Overcome Context Rot with Verifiable Tasks and Proxies

Long-running agents fail in chat due to context compaction, where fixes alter unrelated parts after 30+ minutes of work, like changing only clause three in a contract but rewriting everything. Economics have shifted in 6-12 months: execution is cheap, but planning and reviewing bottleneck complex end-to-end tasks. Apply verifier's rule—tasks easy to solve and verify get automated via loops or RL. Legal examples: checking definitions is verifiable; drafting contracts isn't (only courts verify); litigation strategy defies objective truth as five lawyers disagree. Coding mirrors this: simple features verifiable via TDD/browser access; consumer apps aren't. Boost agent performance by shifting tasks left on solvability-verifiability spectrum: use golden precedents as proxies (e.g., similarity to past contracts), decompose (human picks risk profile/precedents, agent handles formatting/linting), add guardrails (limit to specific files/directories/sites), preventing weird actions like Claude Code's constant approvals (low trust) vs. YOLO mode (high trust, risks prod DB deletion).

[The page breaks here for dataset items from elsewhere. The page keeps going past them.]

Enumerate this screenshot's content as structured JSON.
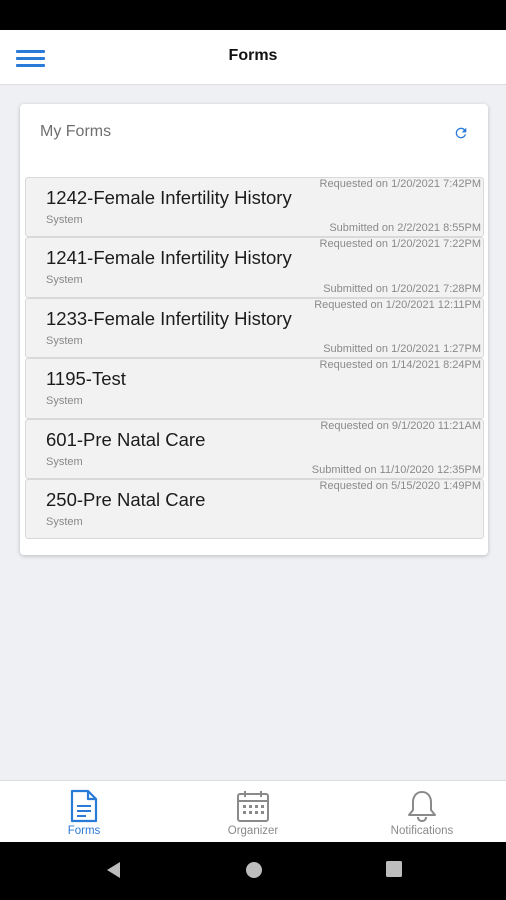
{
  "header": {
    "title": "Forms"
  },
  "card": {
    "title": "My Forms"
  },
  "forms": [
    {
      "name": "1242-Female Infertility History",
      "source": "System",
      "requested": "Requested on 1/20/2021 7:42PM",
      "submitted": "Submitted on 2/2/2021 8:55PM"
    },
    {
      "name": "1241-Female Infertility History",
      "source": "System",
      "requested": "Requested on 1/20/2021 7:22PM",
      "submitted": "Submitted on 1/20/2021 7:28PM"
    },
    {
      "name": "1233-Female Infertility History",
      "source": "System",
      "requested": "Requested on 1/20/2021 12:11PM",
      "submitted": "Submitted on 1/20/2021 1:27PM"
    },
    {
      "name": "1195-Test",
      "source": "System",
      "requested": "Requested on 1/14/2021 8:24PM",
      "submitted": ""
    },
    {
      "name": "601-Pre Natal Care",
      "source": "System",
      "requested": "Requested on 9/1/2020 11:21AM",
      "submitted": "Submitted on 11/10/2020 12:35PM"
    },
    {
      "name": "250-Pre Natal Care",
      "source": "System",
      "requested": "Requested on 5/15/2020 1:49PM",
      "submitted": ""
    }
  ],
  "nav": {
    "forms": "Forms",
    "organizer": "Organizer",
    "notifications": "Notifications"
  },
  "colors": {
    "accent": "#2a7ad8",
    "background": "#eef0f4",
    "row": "#f2f2f2"
  },
  "icons": {
    "menu": "hamburger-menu-icon",
    "refresh": "refresh-icon",
    "forms": "document-icon",
    "organizer": "calendar-icon",
    "notifications": "bell-icon"
  }
}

Encode Human Judgment via Skills and Elicitation for Control

Treat agent workflows as DAGs/trees; root-level intervention yields low control, as humans can't steer sub-tasks like reviewing specific clauses in employment contracts. Planning helps upfront alignment (approve steps/clauses) but requires exhaustive upfront work, misses contingencies (e.g., special EU termination law), and feels like a coworker vanishing post-alignment. Skills excel by embedding judgment at nodes: define 'review confidentiality this way' or handle special cases dynamically, enabling progressive discovery. Elicitation unblocks agents—when unsure, decide, log to decision log for human review/reversal—avoiding halts. For Legora's 1,000+ law firm customers across 50 markets, this scales: humans intervene where unverifiable (strategy), agents handle verifiable subtasks.

Replace Chat with Vertical-Specific Artifacts for High-Bandwidth Collaboration

Chat collapses trees into linear, low-bandwidth streams, overwhelming users with 50+ questions sans context. Use persistent, industry-tailored artifacts: documents for highlighting clauses, comments, tagging agents/collaborators, handing off sections; tabular reviews flag issues across contracts for quick judgment, then auto-continue. Language excels for input (flexible, voice-compatible), but agents transcend human limits—don't constrain to chat output. UI converges on post-hoc, non-linear views: chat initiates, artifacts sustain collaboration, enabling control (steer precisely), trust (easy review), and efficiency for vertical AI goals like end-to-end legal work.